Reflections on literature, language(s), and music

Archive for the category “baseball”

From two baseball games this week: On pitching, innings, and game-length

A few nights ago (July 21, 2015) I watched the match-up between the Mariners and Tigers. This game, only nine innings, nevertheless lasted the excessive duration of three hours and fifty-five minutes! Part of the reason for this was the high number of pitching changes on both sides. Altogether, thirteen pitchers played a role in the game. A couple of days after the Mariners-Tigers game, I was privileged to view the Dodgers-Mets game, in which the amazing Clayton Kershaw stayed for all nine innings and the Mets’ starter, Colon, went eight. That game lasted two hours and twenty-seven minutes.

Another nine-inning relatively recent game clocking in at almost four hours, again three hours and fifty-five minutes, with a high pitcher count, is that between the Yankees and Orioles on Sept 12, 2004. Together they brought up 15 pitchers. (Here‘s a short post with some data on 11+ pitchers used in a game, all of them recent games, i.e. not early than the 1990s. [Some of these were extra-inning games.])

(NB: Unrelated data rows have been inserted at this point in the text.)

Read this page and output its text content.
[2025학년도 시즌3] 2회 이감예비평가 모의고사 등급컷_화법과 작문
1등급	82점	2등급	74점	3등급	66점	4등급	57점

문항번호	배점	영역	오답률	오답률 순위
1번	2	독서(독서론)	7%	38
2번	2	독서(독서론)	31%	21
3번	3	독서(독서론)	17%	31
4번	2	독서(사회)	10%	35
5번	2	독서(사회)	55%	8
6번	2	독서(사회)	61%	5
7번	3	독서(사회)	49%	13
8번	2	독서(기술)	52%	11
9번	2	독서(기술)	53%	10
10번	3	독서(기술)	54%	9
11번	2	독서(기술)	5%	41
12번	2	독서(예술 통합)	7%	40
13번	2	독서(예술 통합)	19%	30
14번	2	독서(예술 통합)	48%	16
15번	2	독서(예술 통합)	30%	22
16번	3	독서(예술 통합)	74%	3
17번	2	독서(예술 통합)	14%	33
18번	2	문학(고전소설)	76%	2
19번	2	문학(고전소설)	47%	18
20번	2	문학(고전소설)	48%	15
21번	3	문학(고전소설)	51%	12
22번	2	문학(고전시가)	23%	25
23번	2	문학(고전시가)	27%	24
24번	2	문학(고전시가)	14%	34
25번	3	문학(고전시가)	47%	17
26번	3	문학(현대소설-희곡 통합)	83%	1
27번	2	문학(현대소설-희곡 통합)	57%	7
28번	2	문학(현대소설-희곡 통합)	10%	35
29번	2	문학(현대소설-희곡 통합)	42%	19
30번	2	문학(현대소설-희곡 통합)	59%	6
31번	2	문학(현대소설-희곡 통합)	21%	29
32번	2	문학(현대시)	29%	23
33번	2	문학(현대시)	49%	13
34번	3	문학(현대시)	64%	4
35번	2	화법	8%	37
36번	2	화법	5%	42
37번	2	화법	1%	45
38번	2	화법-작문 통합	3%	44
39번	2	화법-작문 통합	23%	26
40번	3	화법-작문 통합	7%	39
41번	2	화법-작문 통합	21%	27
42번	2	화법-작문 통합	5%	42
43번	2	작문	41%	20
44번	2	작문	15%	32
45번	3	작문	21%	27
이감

While we’re thinking about innings pitched and complete games, here’s a reminder of Sandy Koufax’ 1966 season. He pitched 25 nine-inning sets. From May 10 to June 10, he pitched eight consecutive complete games; the next game he pitched eight innings, three more games of nine, then eight, then nine, then seven, then nine. On July 27 he pitched eleven against the Phillies, whose Jim Bunning did the same. Another feat of pitching in the first half of the 60s can’t go unmentioned here: the 16-inning contest between the Milwaukee Braves and San Francisco Giants on July 2, 1963 at Candlestick Park, in which Warren Spahn and Juan Marichal both stayed on the mound for the duration, which came to four hours and ten minutes. The Braves got eight hits, the Giants nine, but no run came in until the Giants’ in the sixteenth inning to win the game. Who was responsible for it? Willie Mays, with a home run.

1955 Topps card

1962 Topps card

Cy Young, who played for 22 seasons, is far ahead of anyone else in the list of complete games for pitchers with 749, and he is also at the top for innings pitched at 7356. (Pud Galvin, 15 seasons, takes second place in both lists). Not the former, but the top of the latter list does have modern players: Phil Niekro, Nolan Ryan, Gaylord Perry, Don Sutton, Warren Spahn, Steve Carlton.